Le mari de Katiana la bat pour lui rappeler qu’il est son maître. Cette brutalité a aussi un effet psychologique qui fait de cette femme une double victime. Voici l’histoire d’une femme battue et trahie.
Aux Cayes, dans le département du Sud, certains hommes ne parlent que le langage de la violence dans leur rapport avec leur conjointe.
Selon le dernier rapport d’Enquête sur la mortalité, morbidité et utilisation des services (EMMUS V), « 27% des femmes vivant en ménage sont victimes de violence. 25% de femmes célibataires sont victimes de la violence des hommes ». Derrière ces chiffres, il y a des visages, des corps de femmes et de filles qui témoignent de la violence dont celles-ci sont victimes.
Les paupières enflées, le visage marqué de traces de coups, Katiana fait partie de ces femmes blessées dans leur chair et pour qui l’amour a un goût de souffrance.
À « Nan Savann », cité où elle vit avec trois enfants dans un taudis à quelques encablures de Quatre Chemins, elle passe ses jours à attendre un homme inquiet, amer, miné par le chômage. La force d’endurer « Depuis que mon mari a perdu son emploi, il n’est plus le même homme. Cela fait six ans que je n’ai pas connu la tendresse de ses mains. Il ne me caresse plus. Il me prend pour une bête, raconte Katiana, la voix cassée. Assise à côté de ses ustensiles de cuisine bien rangés dans un grand panier au coin d’une galerie qui lui sert de cuisine, elle tâte son visage d’une main comme pour se rappeler de la violence de la main brute de son mari. Assez souvent, pour avoir des rapports intimes avec Katiana, il la violente.
« La violence domestique est de nos jours considérée comme une grave violation des droits humains qui doit être sanctionnée », souligne le rapport EMMUS-V pour reprendre l’Assemblée générale de Nations unies, 1991. Mais par manque de sensibilisation à la question, les violateurs des droits ne sont pas inquiétés, ce qui cause de graves souffrances chez les victimes comme Katiana. « J’ai enduré tout ça à cause des enfants. Chaque jour, je pense à ça ! Ces coups restent là, dans ma tête », dit-elle, les bras croisés, se balançant de droite à gauche sur sa petite chaise basse. La résolution de Katiana Quelques amies dans la ville des Cayes à qui elle a raconté ses déboires l’ont conseillée de porter plainte, avis que ne partagent pas ses voisines de « Nan Savan » qui connaissent le même sort. Sa mère également l’a déconseillée de prendre le chemin de la justice. N’est-ce pas un signe de résignation quand on considère les études du rapport EMMUS-V révélant qu’en Haïti, « moins de deux femmes sur dix (17%) pense qu’il est justifié qu’un homme batte sa femme. Un quart des jeunes femmes de 15 à 19 ans (24%) partagent cette opinion contre 14% parmi celles de 45-49 ans ». La souffrance a des limites. Katiana s’est révoltée. Elle a fini par porter plainte au commissariat. Cependant, elle n’a pas les moyens de se payer un psychologue pour l’assister.

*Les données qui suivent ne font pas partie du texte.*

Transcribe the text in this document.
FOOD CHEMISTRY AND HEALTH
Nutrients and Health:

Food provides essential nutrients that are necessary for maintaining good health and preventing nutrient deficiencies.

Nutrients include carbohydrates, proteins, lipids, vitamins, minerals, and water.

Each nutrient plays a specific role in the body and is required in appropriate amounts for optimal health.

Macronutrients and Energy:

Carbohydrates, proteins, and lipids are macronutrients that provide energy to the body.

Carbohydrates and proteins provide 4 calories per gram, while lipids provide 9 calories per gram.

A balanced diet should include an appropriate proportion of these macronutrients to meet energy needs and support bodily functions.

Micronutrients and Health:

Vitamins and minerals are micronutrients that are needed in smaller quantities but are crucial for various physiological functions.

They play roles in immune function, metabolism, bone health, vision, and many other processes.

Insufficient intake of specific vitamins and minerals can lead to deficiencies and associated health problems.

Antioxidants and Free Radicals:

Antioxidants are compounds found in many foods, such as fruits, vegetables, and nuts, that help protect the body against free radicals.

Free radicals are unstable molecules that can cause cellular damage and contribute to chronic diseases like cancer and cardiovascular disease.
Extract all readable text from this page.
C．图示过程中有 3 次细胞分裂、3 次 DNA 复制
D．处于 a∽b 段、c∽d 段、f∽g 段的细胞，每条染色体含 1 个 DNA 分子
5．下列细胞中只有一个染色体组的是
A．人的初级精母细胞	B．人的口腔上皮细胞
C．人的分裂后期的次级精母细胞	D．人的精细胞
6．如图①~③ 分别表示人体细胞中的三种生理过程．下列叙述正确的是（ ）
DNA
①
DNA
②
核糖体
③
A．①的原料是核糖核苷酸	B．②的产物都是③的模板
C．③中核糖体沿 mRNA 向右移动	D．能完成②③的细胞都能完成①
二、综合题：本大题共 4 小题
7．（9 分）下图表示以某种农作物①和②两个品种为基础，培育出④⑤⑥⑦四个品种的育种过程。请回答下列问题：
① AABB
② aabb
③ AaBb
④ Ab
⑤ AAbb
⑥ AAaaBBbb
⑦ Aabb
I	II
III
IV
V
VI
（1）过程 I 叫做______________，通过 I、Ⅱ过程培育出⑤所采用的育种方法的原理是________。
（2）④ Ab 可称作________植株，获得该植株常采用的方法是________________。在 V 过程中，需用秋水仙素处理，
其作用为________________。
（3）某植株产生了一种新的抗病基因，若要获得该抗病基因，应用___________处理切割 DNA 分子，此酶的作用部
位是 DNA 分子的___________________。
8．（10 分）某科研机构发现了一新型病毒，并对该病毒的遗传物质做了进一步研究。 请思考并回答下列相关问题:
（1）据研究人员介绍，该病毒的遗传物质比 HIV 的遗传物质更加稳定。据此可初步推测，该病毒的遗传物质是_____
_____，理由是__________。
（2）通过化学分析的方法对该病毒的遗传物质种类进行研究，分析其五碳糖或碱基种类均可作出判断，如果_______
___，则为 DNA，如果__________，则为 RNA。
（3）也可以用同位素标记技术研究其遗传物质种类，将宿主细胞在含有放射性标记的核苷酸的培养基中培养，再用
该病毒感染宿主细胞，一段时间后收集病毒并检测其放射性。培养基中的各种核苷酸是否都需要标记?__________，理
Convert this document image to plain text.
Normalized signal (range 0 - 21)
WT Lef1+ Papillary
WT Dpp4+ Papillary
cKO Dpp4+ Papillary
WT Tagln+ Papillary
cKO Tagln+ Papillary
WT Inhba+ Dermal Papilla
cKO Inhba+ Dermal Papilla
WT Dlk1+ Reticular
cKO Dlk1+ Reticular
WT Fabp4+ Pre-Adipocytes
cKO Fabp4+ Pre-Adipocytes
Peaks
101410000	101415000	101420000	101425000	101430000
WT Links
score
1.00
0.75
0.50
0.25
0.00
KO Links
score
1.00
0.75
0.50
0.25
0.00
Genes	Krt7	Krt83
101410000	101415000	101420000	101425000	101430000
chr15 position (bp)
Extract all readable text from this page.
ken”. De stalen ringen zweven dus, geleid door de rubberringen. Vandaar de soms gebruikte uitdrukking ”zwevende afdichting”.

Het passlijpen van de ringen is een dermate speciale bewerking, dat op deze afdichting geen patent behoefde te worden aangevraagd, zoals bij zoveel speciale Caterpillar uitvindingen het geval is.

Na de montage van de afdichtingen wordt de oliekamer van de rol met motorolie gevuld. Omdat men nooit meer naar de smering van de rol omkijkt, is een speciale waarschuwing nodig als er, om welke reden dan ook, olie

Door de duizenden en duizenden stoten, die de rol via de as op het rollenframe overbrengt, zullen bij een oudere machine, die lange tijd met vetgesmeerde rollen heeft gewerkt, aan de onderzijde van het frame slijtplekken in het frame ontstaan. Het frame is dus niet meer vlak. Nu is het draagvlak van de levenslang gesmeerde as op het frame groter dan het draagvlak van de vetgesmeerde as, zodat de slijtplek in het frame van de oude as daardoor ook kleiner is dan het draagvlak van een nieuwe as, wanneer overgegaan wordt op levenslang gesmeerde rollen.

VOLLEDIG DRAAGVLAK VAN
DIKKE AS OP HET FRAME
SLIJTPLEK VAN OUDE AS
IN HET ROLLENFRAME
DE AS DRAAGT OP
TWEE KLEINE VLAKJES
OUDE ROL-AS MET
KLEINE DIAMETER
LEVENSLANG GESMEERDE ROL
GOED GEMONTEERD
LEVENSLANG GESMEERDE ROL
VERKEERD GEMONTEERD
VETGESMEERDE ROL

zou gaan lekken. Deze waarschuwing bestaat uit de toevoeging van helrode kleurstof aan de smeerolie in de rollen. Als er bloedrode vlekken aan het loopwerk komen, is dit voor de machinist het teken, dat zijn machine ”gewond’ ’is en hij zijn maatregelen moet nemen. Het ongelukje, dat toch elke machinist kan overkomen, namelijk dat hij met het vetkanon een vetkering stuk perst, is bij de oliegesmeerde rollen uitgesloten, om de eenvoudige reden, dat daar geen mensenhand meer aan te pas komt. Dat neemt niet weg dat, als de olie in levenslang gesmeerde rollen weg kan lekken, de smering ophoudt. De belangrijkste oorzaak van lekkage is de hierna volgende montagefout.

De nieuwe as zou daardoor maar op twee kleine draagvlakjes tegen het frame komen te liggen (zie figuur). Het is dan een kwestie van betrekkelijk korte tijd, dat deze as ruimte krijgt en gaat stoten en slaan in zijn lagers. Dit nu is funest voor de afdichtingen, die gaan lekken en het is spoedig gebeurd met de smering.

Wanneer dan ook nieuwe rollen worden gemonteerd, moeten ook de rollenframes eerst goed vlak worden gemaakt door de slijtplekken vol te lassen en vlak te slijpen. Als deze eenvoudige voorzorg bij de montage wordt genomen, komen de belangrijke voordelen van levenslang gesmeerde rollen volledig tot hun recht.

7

Dans la métropole du Sud, les gens qui peuvent s’offrir les services de ce professionnel rare viennent de Port-au-Prince. Les femmes comme Katiana ont seulement accès à l’hôpital public. Abordé sur le cas des femmes et filles victimes de violence, le directeur de l’Hôpital Immaculée Conception des Cayes (HIC), le docteur Joseph Yves Domerçant, informe que la plupart des femmes et filles victimes de violence sont référées à un obstétricien gynécologue, d’autres à un chirurgien ou à un médecin généraliste, compte tenu du type de violence subie. « L’Hôpital Immaculée Conception des Cayes n’a pas de programme de prise en charge psychologique des personnes violées », avoue le médecin. De plus, a-t-il ajouté, « la non-disponibilité du personnel de soins en week-end empêche les victimes d’obtenir un certificat médical». La violence faite aux femmes et aux filles est un problème de santé publique. Natacha Clergé, cadre du ministère à la Condition féminine et aux Droits des femmes, croit dur comme fer qu’il faut une politique nationale pour combattre la violence faite aux femmes et aux filles impliquant les ministères de la Santé publique, la Justice et de l’Éducation nationale.